Bidirectional heuristic search is a well-known technique for solving pathfinding problems. The goal in a pathfinding problem is to find paths—often of lowest cost—between nodes in a graph. Many real-world problems, such as finding the quickest route between two points in a map or measuring the similarity of DNA sequences, can be modeled as pathfinding problems.
Bidirectional brute-force search does simultaneous brute-force searches forward from the initial state and backward from the goal states, finding solutions when both intersect. The idea of adding a heuristic to guide search is an old one, but has not seen widespread use and is generally believed to be ineffective.
I present an intuitive explanation for the ineffectiveness of front-to-end bidirectional heuristic search. Previous work has examined this topic, but mine is the first comprehensive explanation for why most front-to-end bidirectional heuristic search algorithms will usually be outperformed by either unidirectional heuristic or bidirectional brute-force searches. However, I also provide a graph wherein bidirectional heuristic search does outperform both other approaches, as well as real-world problem instances from the road navigation domain. These demonstrate that there can be no general, formal proof of the technique’s ineffectiveness.
Limitations Of Front-To-End Bidirectional Heuristic Search
Joseph K Barker and Richard E Korf
AAAI 2015 [Video of presentation | slides]
We present an intuitive explanation for the limited effectiveness of front-to-end bidirectional heuristic search, supported with extensive evidence from many commonly-studied domains. While previous work has proved the limitations of specific algorithms, we show that any front-to-end bidirectional heuristic search algorithm will likely be dominated by unidirectional heuristic search or bidirectional brute-force search. We also demonstrate a pathological case where bidirectional heuristic search is the dominant algorithm, so a stronger claim cannot be made. Finally, we show that on the four-peg Towers Of Hanoi with arbitrary start and goal states, bidirectional brute-force search outperforms unidirectional heuristic search using pattern-database heuristics.
Solving Peg Solitaire with Bidirectional BFIDA*
Joseph K Barker and Richard E Korf
We present a novel approach to bidirectional breadth-first IDA* (BFIDA*) and demonstrate its effectiveness in the domain of peg solitaire, a simple puzzle. Our approach improves upon unidirectional BFIDA* by usually avoiding the last iteration of search entirely, greatly speeding up search. In addition, we provide a number of improvements specific to peg solitaire. We have improved duplicate-detection in the context of BFIDA*. We have strengthened the heuristic used in the previous state-of-the-art solver. Finally, we use bidirectional search frontiers to provide a stronger technique for pruning unsolvable states. The combination of these approaches allows us to improve over the previous state-of-the-art, often by a two-orders-of-magnitude reduction in search time.

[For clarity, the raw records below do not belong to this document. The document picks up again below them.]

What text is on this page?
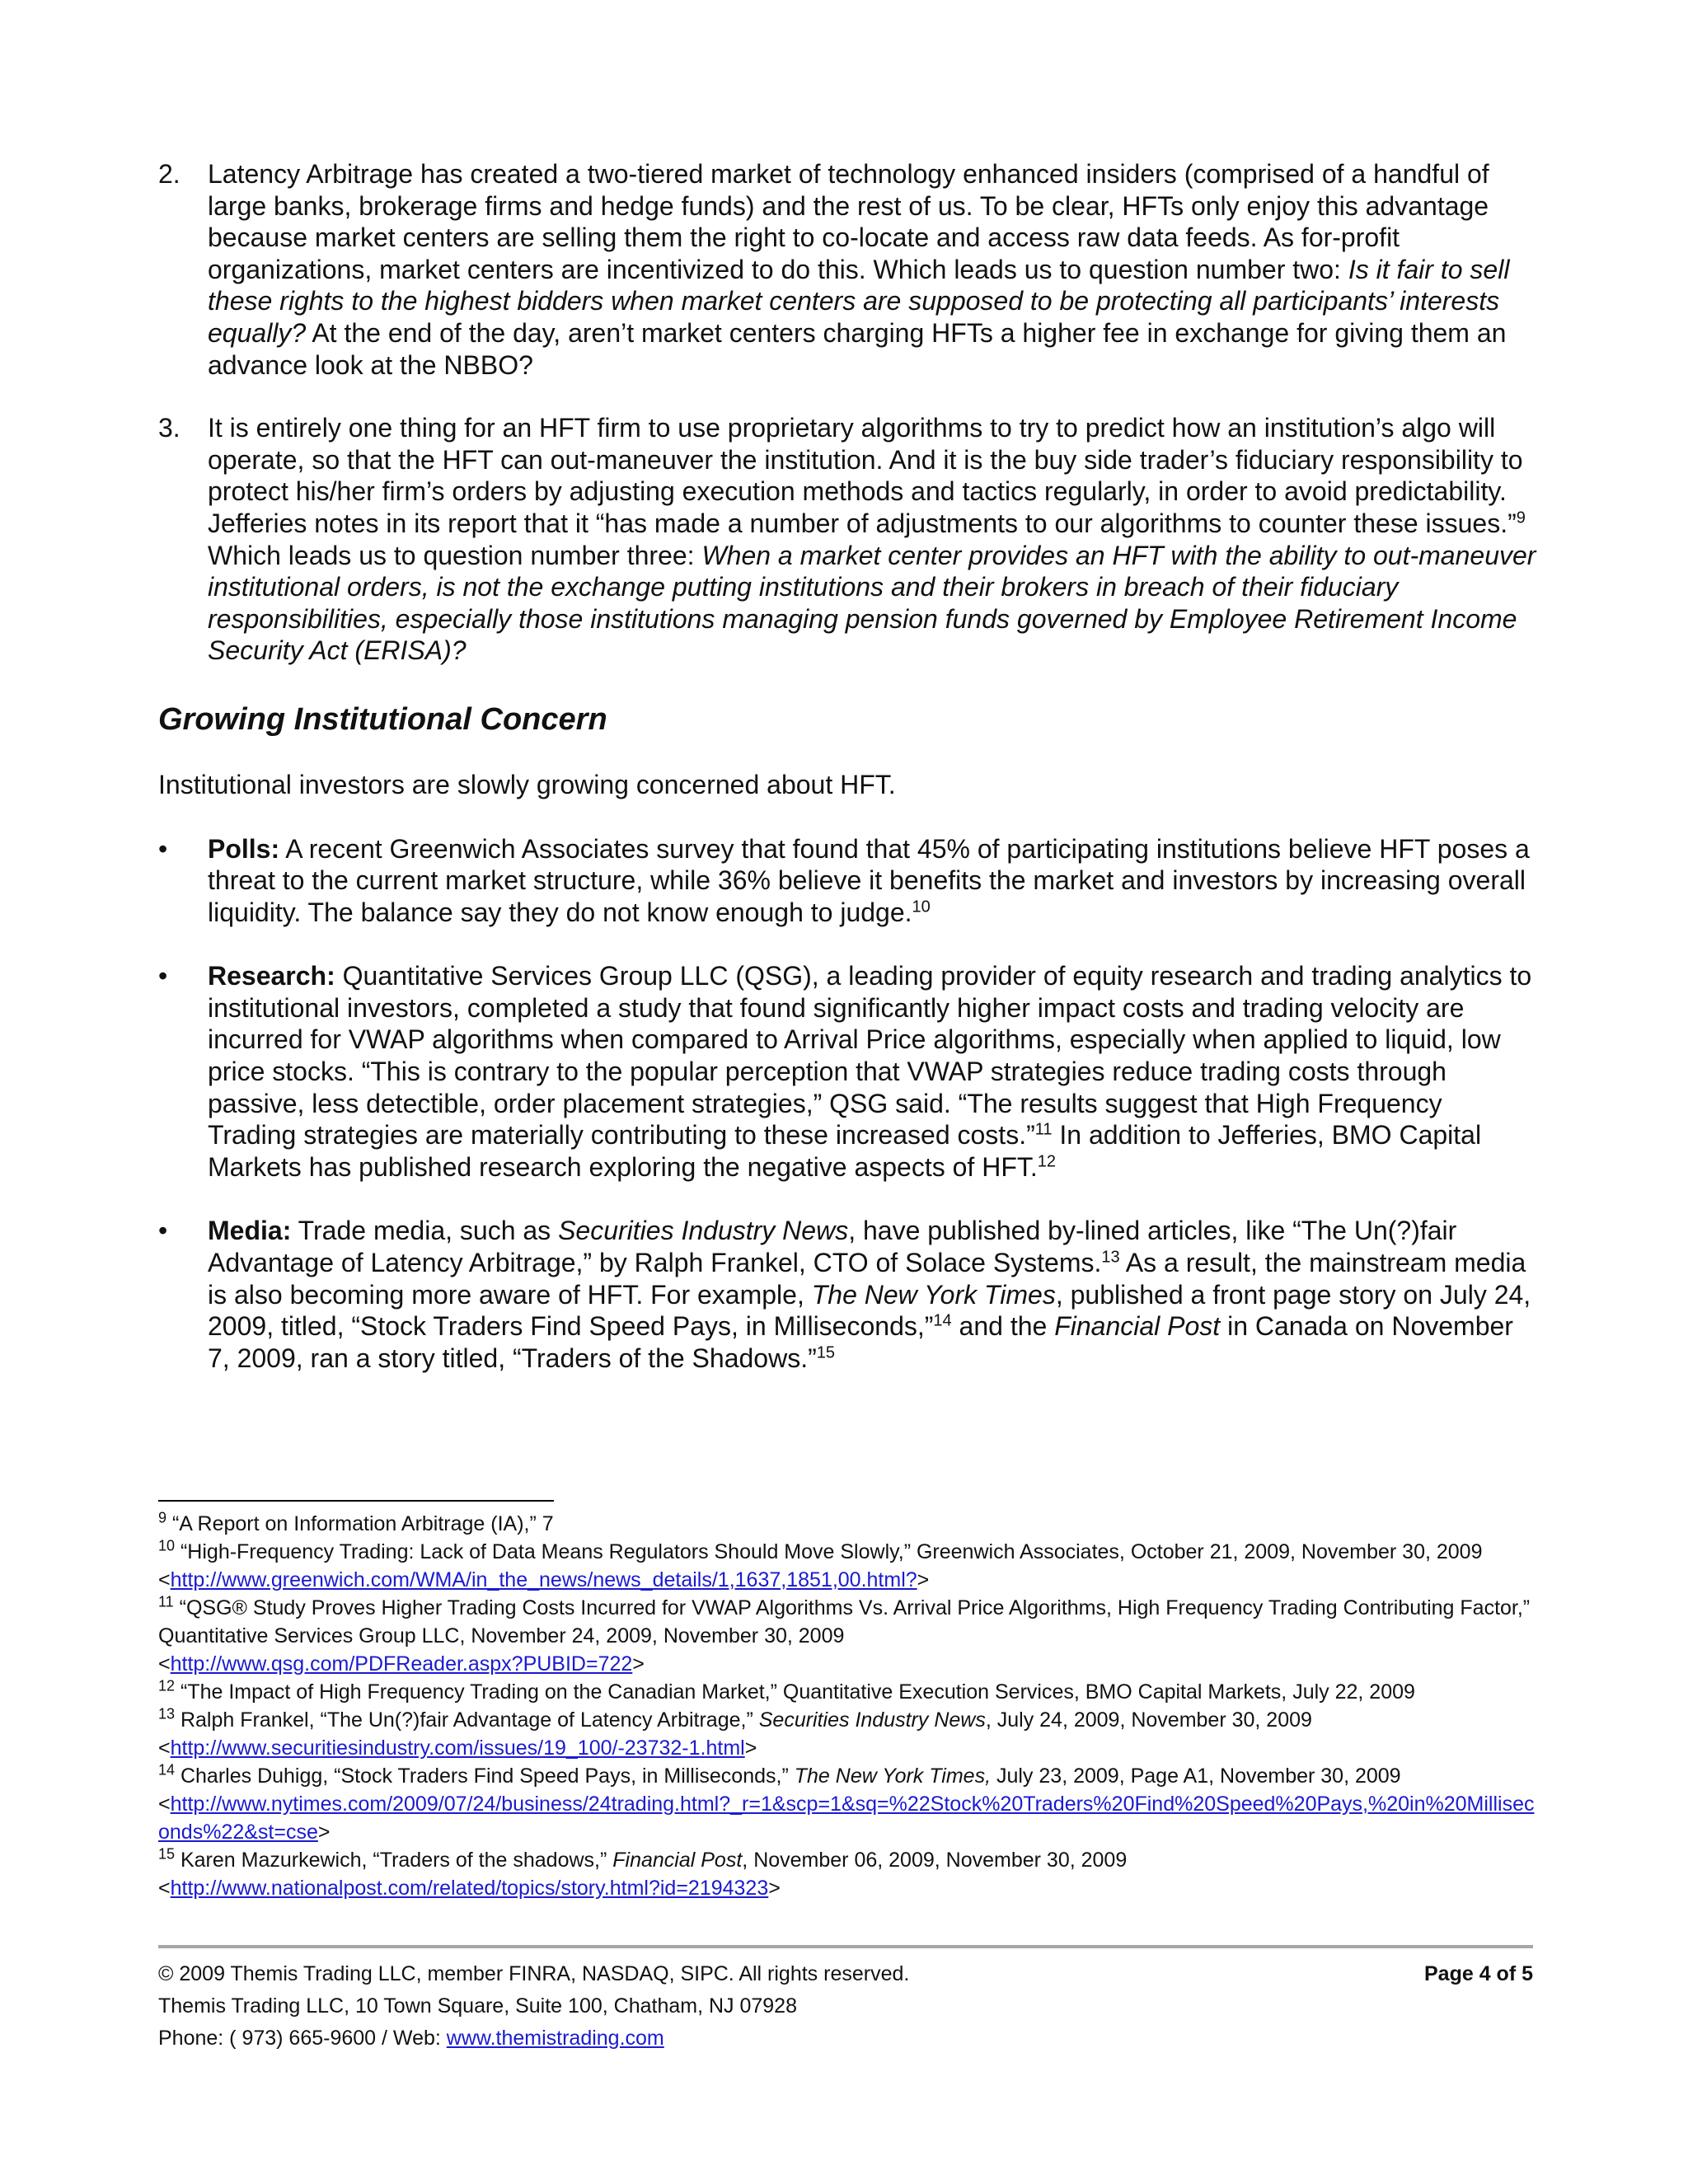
2. Latency Arbitrage has created a two-tiered market of technology enhanced insiders (comprised of a handful of large banks, brokerage firms and hedge funds) and the rest of us. To be clear, HFTs only enjoy this advantage because market centers are selling them the right to co-locate and access raw data feeds. As for-profit organizations, market centers are incentivized to do this. Which leads us to question number two: Is it fair to sell these rights to the highest bidders when market centers are supposed to be protecting all participants’ interests equally? At the end of the day, aren’t market centers charging HFTs a higher fee in exchange for giving them an advance look at the NBBO?
3. It is entirely one thing for an HFT firm to use proprietary algorithms to try to predict how an institution’s algo will operate, so that the HFT can out-maneuver the institution. And it is the buy side trader’s fiduciary responsibility to protect his/her firm’s orders by adjusting execution methods and tactics regularly, in order to avoid predictability. Jefferies notes in its report that it “has made a number of adjustments to our algorithms to counter these issues.”$^9$ Which leads us to question number three: When a market center provides an HFT with the ability to out-maneuver institutional orders, is not the exchange putting institutions and their brokers in breach of their fiduciary responsibilities, especially those institutions managing pension funds governed by Employee Retirement Income Security Act (ERISA)?
Growing Institutional Concern

Institutional investors are slowly growing concerned about HFT.

• Polls: A recent Greenwich Associates survey that found that 45% of participating institutions believe HFT poses a threat to the current market structure, while 36% believe it benefits the market and investors by increasing overall liquidity. The balance say they do not know enough to judge.$^{10}$
• Research: Quantitative Services Group LLC (QSG), a leading provider of equity research and trading analytics to institutional investors, completed a study that found significantly higher impact costs and trading velocity are incurred for VWAP algorithms when compared to Arrival Price algorithms, especially when applied to liquid, low price stocks. “This is contrary to the popular perception that VWAP strategies reduce trading costs through passive, less detectible, order placement strategies,” QSG said. “The results suggest that High Frequency Trading strategies are materially contributing to these increased costs.”$^{11}$ In addition to Jefferies, BMO Capital Markets has published research exploring the negative aspects of HFT.$^{12}$
• Media: Trade media, such as Securities Industry News, have published by-lined articles, like “The Un(?)fair Advantage of Latency Arbitrage,” by Ralph Frankel, CTO of Solace Systems.$^{13}$ As a result, the mainstream media is also becoming more aware of HFT. For example, The New York Times, published a front page story on July 24, 2009, titled, “Stock Traders Find Speed Pays, in Milliseconds,”$^{14}$ and the Financial Post in Canada on November 7, 2009, ran a story titled, “Traders of the Shadows.”$^{15}$

$^9$ “A Report on Information Arbitrage (IA),” 7

$^{10}$ “High-Frequency Trading: Lack of Data Means Regulators Should Move Slowly,” Greenwich Associates, October 21, 2009, November 30, 2009 <http://www.greenwich.com/WMA/in_the_news/news_details/1,1637,1851,00.html?>

$^{11}$ “QSG® Study Proves Higher Trading Costs Incurred for VWAP Algorithms Vs. Arrival Price Algorithms, High Frequency Trading Contributing Factor,” Quantitative Services Group LLC, November 24, 2009, November 30, 2009
<http://www.qsg.com/PDFReader.aspx?PUBID=722>

$^{12}$ “The Impact of High Frequency Trading on the Canadian Market,” Quantitative Execution Services, BMO Capital Markets, July 22, 2009

$^{13}$ Ralph Frankel, “The Un(?)fair Advantage of Latency Arbitrage,” Securities Industry News, July 24, 2009, November 30, 2009
<http://www.securitiesindustry.com/issues/19_100/-23732-1.html>

$^{14}$ Charles Duhigg, “Stock Traders Find Speed Pays, in Milliseconds,” The New York Times, July 23, 2009, Page A1, November 30, 2009
<http://www.nytimes.com/2009/07/24/business/24trading.html?_r=1&scp=1&sq=%22Stock%20Traders%20Find%20Speed%20Pays,%20in%20Milliseconds%22&st=cse>

$^{15}$ Karen Mazurkewich, “Traders of the shadows,” Financial Post, November 06, 2009, November 30, 2009
<http://www.nationalpost.com/related/topics/story.html?id=2194323>

© 2009 Themis Trading LLC, member FINRA, NASDAQ, SIPC. All rights reserved.	Page 4 of 5
Themis Trading LLC, 10 Town Square, Suite 100, Chatham, NJ 07928
Phone: ( 973) 665-9600 / Web: www.themistrading.com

Dots-And-Boxes is a well-known and widely-played combinatorial game. While the rules of play are very simple, the state space for even very small games is extremely large, and finding the outcome under optimal play is correspondingly hard. In this paper we introduce a Dots-And-Boxes solver which is significantly faster than the current state-of-the-art: over an order-of-magnitude faster on several large problems. Our approach uses Alpha-Beta search and applies a number of techniques—both problem-specific and general—that reduce the search space to a manageable size. Using these techniques, we have determined for the first time that Dots-And-Boxes on a board of 4 × 5 boxes is a tie given optimal play; this is the largest game solved to date.